Still, it almost counts as a clever satire on cancel culture, the patriarchy’s influence on the college education system and gender politics, if that’s your bag – but, as with the scares, we do wish it expressed its points with a little more force. If you only watch one creepy festive film this year, make it The Nightmare Before Christmas or Krampus rather than this.

Watch Black Christmas on Netflix

Deck the Halls (2006)

Matthew Broderick and Danny DeVito play small-town neighbours embroiled in a festive feud in this goofy family comedy. Broderick’s buttoned-down Steve Finch sees himself as the custodian and curator of the town’s holiday festivities, ensuring everything remains restrained and tasteful, but DeVito’s brash newcomer Buddy Hall isn’t interested in doing things by halves: he wants his house so stacked with Christmas lights that it’s visible from space, and doesn’t care if he offends his neighbour’s sensibilities while doing so. Cue slapstick warfare and everybody eventually learning the true meaning of Christmas – again.

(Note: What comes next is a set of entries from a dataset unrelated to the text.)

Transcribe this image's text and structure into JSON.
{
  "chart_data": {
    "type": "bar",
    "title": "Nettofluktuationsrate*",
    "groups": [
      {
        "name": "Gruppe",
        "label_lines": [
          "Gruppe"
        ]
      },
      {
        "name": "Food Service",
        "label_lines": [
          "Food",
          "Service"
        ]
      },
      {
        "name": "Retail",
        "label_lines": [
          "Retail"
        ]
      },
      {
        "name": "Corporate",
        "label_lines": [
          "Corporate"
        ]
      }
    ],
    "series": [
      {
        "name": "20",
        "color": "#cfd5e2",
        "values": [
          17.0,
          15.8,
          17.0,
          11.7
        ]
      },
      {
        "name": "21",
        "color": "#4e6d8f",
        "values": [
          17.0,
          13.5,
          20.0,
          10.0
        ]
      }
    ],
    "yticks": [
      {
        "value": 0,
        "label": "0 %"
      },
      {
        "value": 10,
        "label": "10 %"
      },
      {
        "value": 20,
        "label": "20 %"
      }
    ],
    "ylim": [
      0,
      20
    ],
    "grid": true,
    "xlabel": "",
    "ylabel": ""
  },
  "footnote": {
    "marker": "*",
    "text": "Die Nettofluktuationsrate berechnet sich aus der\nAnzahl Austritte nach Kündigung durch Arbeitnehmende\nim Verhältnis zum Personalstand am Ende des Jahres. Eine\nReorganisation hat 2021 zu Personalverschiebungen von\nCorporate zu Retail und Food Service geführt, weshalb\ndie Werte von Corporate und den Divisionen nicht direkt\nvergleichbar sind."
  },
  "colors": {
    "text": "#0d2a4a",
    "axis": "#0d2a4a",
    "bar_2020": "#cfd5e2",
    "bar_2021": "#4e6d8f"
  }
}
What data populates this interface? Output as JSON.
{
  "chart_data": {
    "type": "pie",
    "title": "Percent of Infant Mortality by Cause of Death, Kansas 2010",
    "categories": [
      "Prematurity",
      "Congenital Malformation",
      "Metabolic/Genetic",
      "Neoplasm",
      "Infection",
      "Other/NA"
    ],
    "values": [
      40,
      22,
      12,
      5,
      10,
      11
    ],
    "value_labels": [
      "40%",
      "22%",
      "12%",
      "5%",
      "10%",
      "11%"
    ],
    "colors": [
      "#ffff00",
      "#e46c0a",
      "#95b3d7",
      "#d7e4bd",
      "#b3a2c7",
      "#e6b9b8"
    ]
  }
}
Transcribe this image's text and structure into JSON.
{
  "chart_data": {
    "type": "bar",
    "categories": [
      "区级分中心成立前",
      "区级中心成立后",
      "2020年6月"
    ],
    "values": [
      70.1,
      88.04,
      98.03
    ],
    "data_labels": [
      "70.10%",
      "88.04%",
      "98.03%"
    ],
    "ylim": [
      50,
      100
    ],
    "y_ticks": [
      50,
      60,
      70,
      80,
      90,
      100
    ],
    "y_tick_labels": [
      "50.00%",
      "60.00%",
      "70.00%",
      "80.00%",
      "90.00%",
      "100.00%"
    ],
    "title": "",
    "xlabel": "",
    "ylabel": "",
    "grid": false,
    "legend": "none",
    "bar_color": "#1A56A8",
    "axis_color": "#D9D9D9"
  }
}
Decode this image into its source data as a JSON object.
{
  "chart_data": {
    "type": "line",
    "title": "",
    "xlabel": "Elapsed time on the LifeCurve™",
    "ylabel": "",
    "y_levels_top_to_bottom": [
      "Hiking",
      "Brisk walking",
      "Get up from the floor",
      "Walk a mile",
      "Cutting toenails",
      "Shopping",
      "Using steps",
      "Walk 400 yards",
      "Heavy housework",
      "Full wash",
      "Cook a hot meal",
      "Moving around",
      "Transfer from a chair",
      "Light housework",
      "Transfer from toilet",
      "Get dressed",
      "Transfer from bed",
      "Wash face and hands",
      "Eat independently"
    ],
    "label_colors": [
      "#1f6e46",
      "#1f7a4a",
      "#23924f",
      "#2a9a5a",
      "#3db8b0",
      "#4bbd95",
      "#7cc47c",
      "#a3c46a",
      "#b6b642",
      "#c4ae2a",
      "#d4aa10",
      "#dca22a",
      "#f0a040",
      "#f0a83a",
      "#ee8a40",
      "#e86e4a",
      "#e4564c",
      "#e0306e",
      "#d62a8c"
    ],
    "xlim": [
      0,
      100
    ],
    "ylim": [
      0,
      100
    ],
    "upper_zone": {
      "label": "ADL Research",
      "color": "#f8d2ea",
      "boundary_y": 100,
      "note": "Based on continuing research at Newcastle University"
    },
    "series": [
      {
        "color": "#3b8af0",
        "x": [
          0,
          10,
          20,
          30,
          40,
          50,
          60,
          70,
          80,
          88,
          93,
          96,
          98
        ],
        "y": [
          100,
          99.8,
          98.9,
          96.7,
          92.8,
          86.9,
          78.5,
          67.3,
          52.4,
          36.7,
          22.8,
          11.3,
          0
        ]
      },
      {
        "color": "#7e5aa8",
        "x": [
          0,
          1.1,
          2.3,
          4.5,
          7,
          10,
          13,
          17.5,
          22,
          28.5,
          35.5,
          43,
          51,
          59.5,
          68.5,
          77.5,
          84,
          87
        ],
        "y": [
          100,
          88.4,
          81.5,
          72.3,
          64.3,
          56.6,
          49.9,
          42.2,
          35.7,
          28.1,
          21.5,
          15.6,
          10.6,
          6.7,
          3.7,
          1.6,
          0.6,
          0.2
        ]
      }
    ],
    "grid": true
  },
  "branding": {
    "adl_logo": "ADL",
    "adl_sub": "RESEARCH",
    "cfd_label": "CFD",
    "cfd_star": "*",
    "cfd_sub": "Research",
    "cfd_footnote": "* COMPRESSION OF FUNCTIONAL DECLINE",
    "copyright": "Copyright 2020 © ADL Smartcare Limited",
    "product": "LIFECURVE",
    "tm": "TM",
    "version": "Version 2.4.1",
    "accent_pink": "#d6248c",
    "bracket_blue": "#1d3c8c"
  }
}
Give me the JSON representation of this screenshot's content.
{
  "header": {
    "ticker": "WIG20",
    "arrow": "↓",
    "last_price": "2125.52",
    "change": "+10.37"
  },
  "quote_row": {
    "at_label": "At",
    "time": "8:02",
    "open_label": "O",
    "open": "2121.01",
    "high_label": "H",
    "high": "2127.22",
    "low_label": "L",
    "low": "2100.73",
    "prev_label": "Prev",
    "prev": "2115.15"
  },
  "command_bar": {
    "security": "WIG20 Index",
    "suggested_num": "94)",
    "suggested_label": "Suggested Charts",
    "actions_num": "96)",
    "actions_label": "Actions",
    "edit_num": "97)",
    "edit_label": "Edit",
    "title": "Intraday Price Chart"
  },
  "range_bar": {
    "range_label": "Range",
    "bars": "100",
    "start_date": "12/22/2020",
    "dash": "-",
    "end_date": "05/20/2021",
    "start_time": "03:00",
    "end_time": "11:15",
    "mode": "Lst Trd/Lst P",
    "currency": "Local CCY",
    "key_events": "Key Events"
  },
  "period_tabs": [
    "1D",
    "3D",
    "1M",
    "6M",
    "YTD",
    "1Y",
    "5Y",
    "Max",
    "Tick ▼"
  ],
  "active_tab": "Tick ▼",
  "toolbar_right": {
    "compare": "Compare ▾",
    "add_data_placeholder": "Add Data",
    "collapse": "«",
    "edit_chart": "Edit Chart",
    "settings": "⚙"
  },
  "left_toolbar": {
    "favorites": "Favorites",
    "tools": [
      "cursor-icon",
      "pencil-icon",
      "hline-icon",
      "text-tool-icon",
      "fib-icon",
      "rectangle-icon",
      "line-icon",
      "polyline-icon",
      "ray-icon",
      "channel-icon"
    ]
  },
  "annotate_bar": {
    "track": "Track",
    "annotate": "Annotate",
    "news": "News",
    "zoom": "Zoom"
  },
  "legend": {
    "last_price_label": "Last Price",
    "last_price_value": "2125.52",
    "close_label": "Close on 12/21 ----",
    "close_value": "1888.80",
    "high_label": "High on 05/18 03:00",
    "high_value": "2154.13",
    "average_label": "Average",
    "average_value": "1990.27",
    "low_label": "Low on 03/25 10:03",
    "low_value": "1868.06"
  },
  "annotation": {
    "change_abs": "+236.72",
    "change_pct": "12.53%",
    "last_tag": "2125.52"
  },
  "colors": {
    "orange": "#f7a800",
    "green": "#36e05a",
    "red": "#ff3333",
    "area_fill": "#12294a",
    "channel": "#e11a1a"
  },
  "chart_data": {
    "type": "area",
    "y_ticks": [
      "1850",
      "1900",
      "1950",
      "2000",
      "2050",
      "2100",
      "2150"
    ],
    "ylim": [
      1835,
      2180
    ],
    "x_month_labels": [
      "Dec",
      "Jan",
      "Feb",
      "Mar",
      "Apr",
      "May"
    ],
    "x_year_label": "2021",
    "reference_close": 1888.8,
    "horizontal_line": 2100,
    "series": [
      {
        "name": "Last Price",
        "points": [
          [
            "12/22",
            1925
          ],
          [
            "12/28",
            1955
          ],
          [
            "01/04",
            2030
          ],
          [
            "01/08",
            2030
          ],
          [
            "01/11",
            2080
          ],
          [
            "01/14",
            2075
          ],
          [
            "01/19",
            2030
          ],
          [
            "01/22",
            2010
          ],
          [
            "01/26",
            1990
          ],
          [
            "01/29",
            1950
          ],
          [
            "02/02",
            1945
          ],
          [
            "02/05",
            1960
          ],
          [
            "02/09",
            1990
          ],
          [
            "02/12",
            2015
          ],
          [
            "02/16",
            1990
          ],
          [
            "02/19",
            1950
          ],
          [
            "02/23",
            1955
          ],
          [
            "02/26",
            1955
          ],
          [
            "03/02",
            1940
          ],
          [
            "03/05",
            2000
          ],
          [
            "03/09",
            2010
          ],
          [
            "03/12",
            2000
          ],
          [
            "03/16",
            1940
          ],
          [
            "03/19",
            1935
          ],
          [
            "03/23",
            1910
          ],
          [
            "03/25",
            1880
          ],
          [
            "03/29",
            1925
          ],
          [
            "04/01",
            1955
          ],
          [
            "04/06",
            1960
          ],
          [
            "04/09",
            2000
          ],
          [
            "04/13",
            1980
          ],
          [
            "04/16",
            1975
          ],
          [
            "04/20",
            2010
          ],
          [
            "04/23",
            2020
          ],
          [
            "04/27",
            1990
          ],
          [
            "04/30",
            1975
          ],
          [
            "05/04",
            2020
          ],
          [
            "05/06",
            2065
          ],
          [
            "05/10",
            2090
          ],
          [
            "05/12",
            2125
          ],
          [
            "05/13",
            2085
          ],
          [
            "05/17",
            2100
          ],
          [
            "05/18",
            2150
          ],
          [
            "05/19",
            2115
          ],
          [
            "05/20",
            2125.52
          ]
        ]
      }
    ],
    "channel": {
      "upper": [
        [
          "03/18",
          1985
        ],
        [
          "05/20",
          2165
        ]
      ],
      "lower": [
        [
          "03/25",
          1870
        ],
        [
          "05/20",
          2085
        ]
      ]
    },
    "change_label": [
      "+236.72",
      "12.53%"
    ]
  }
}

Watch Deck the Halls on Netflix

Watch Deck the Halls on Prime Video

Bad Santa 2

It’s not often that a sequel arrives a full 13 years after the first film, but Bad Santa 2 did just that – and while the world might have moved on since 2003, Billy Bob Thornton’s misanthropic safe-cracking Santa hasn’t.

He’s still the disgusting, deviant drunk we met in the first Bad Santa, and with nothing to show for his life of crime, his thoughts have turned to suicide – until he gets a package from a certain little person with a ticket to Chicago and the promise of one killer heist. Cue reunions, binges, fist fights and things that are unmentionable on a family website.